Саваоф - страница 33

стр.

«Может ли ассириец украсть миллиард?»

Теперь обо мне.

Я убрала руки с клавиатуры.

Что я знаю о себе, как о возможном подозреваемом? Что много раз говорила своим сослуживцам, как мечтаю оказаться на месте грабителей — тех, кому повезло. «Бравировала смелостью. Это мне свойственно. Я вообще-то много болтаю почем зря», — сказала я еще не вернувшемуся Гергиеву. «Да что вы? — ответила я сама себе вместо него. — А Инна считает, что вы просто туповаты и вам даже не хватает ума скрыть свои истинные мысли». — «Да-а? Она так считает?» — «Она как-то сказала вам это, помните? Вы мечтали вслух, говорили, что ненавидите работу, а она спросила, зачем же вы тогда работаете. Ради денег, сказали вы».

Да, так и было. Гергиев этого еще не знает, но узнает обязательно: тот разговор ужасно разозлил Инну. Обычно бесстрастная и надменная, тут она завелась.

«Своих подчиненных с такими настроениями я немедленно увольняла!» — сказала она сквозь зубы. Мне нужно было промолчать, подмигнув Борису или Горику, но я не сделала скидки на ее паранойю и положение свергнутой королевы, слишком хорошо я представляю подобных начальников. Они отвратительны, эти тупые твари, больше всего на свете боящиеся, как бы их не разоблачили. Они рта лишний раз не открывают, только надувают щеки для важности. Они догадываются о своей вопиющей некомпетентности и похожи на учеников школы вождения, лихорадочно вцепившихся в руль негнущимися руками. А выпустите-ка их на трассу!

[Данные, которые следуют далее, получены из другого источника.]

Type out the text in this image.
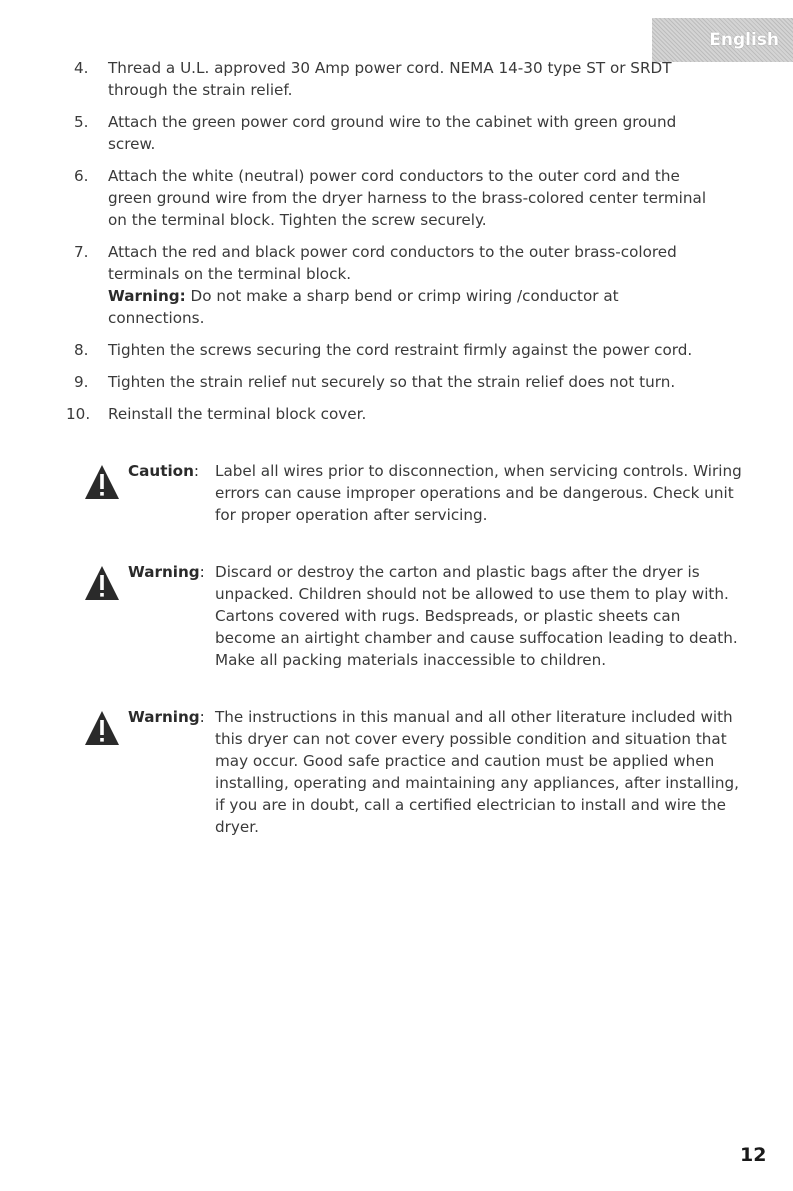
English
4.	Thread a U.L. approved 30 Amp power cord. NEMA 14-30 type ST or SRDT through the strain relief.
5.	Attach the green power cord ground wire to the cabinet with green ground screw.
6.	Attach the white (neutral) power cord conductors to the outer cord and the green ground wire from the dryer harness to the brass-colored center terminal on the terminal block. Tighten the screw securely.
7.	Attach the red and black power cord conductors to the outer brass-colored terminals on the terminal block.
Warning: Do not make a sharp bend or crimp wiring /conductor at connections.
8.	Tighten the screws securing the cord restraint firmly against the power cord.
9.	Tighten the strain relief nut securely so that the strain relief does not turn.
10. Reinstall the terminal block cover.
Caution: Label all wires prior to disconnection, when servicing controls. Wiring errors can cause improper operations and be dangerous. Check unit for proper operation after servicing.
Warning: Discard or destroy the carton and plastic bags after the dryer is unpacked. Children should not be allowed to use them to play with. Cartons covered with rugs. Bedspreads, or plastic sheets can become an airtight chamber and cause suffocation leading to death. Make all packing materials inaccessible to children.
Warning: The instructions in this manual and all other literature included with this dryer can not cover every possible condition and situation that may occur. Good safe practice and caution must be applied when installing, operating and maintaining any appliances, after installing, if you are in doubt, call a certified electrician to install and wire the dryer.
12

Вы думаете, это разные вещи? Я как-то поинтересовалась: Инна многих уволила. Одних за красоту, других за наркотики, но большинство именно за «недостаточную лояльность». Как она ее определяла, эту лояльность? Да вот так же: по веселым фразам жизнерадостных и уверенных в себе профессионалов. Это как надо было всех против себя настроить, чтобы несмотря на контракт вылететь на следующий день после смерти покровителя! Точнее, он еще дышал, говорят, и она пыталась к нему пробиться... Тяжело ей быть у меня в подчинении.

Но я отвлеклась от вымышленного разговора со следователем. Не одна Инна слышала мои жалобы. Даже интерпретированные доброжелательно, они свидетельствуют не в мою пользу. Говорила, что денег маловато? Хотела завести ребенка? Интересовалась схемами краж? Имела доступ ко всем документам? Имела большой стаж и опыт? Муж разбирается в компьютерах? Но главное не это.

Банк «Елена» — это банк Антона. Время кражи было выбрано исключительно удачно. Только оно и позволило успешно провернуть операцию. Но для выбора времени нужно было обладать серьезной и секретной информацией.

То, что Антон уводил деньги и растрачивал кредиты, разумеется, было тайной — иначе он бы уже давно сидел. То, что в банке полный дурдом, было тайной тоже — иначе бы акционеры все это прекратили, а вкладчики — забрали вклады. Планы провести проверку Контрольное управление всегда скрывает до последней минуты, по-другому нельзя: банки успеют подготовиться. Тайна самой проверки защищена законодательством, и это логично — в противном случае начнется паника. Проверяют иногда и тех, на чей счет нет никаких подозрений, но все-таки чаще — тех ребят, чье рыльце в пуху. Как защитить репутацию честных? Только строгой секретностью. Не дай господь, информация просочится раньше времени! Засудят!

И все-таки тот, кто украл деньги, обо всем этом знал. И как ни крути, он знал кого-то очень высокопоставленного в банке Антона и кого-то очень высокопоставленного в управлении Микиса. Кто же это такой? Я даже умилилась, представив выражение лица Гергиева, когда он задаст этот вопрос. Оно будет такое... Как у врача-психиатра, разговаривающего с умственноотсталым.

Но и не это главное. В конце концов, под определение «знал дела Антона и Микиса» могут подпадать другие люди — да хоть они сами, Антон и Микис.

Но они не знали паролей.

На этот месяц их знали только четверо — четверо работающих в нашем отделе, включая меня. Никто из нас — ни балабол Горик, ни молчунья Инна, ни мелкий воришка Борис, ни презирающая условности я — не способны произнести их. Мы никогда не произнесем их вне этих стен, мы не проболтаемся о них в семейном разговоре или на дружеской вечеринке. Я не скажу о них на пьяной вечеринке, а Горик — приняв дозу. Это исключено, ведь мы рискуем жизнью.